The discussion then continued on the classification of analytics tools :
  • Proprietary / Open source
  • Single functionality / Integrated suites
To retain (and applicable to this class), the learning curve for learning an entire system is higher.

As for analytics, I have been experimenting with the open source R through RStudio's user interface in the past year or so. My intitation to R was with the Coursera  "Computing for Data Analysis" MOOC. The power of R is impressive and reviewing the work of talented code writers is always a joy. Recently, I have been introduced to data.table for big data analysis and would love to experiment further. 

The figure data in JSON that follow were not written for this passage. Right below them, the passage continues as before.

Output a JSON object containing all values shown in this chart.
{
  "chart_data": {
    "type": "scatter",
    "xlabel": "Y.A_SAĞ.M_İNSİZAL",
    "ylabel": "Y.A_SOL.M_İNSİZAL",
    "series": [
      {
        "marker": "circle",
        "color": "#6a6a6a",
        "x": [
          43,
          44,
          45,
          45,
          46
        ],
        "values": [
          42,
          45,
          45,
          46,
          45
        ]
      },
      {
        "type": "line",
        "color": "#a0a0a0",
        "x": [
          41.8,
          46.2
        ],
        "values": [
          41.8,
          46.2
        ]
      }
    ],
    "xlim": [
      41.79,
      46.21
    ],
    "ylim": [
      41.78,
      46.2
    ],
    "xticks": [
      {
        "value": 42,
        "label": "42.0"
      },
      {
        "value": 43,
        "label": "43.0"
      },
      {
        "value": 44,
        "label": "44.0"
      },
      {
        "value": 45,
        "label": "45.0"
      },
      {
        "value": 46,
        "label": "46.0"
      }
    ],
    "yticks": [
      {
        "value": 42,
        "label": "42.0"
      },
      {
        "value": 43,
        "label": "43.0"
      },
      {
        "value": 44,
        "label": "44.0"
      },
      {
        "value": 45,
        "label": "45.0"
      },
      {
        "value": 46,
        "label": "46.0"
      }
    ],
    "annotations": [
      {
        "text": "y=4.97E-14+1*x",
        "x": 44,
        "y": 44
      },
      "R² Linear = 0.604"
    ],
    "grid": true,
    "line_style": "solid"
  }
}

One big bonus of this MOOC is using Tableau for visualizing data.

With the emergence of MOOCs and other online learning systems, educators have access to tremendous amounts of data on how learners are progressing through learning systems and how to intervene / help them at the appropriate point(s) to nudge them forward. One can imagine instructors doing A/B testing on different student groups and experimenting with the assignments to understand where knowledge seekers get stuck.

The key issue for me is how to fit in all what I would love to do and experiment with (including this MOOC) into an already busy schedule.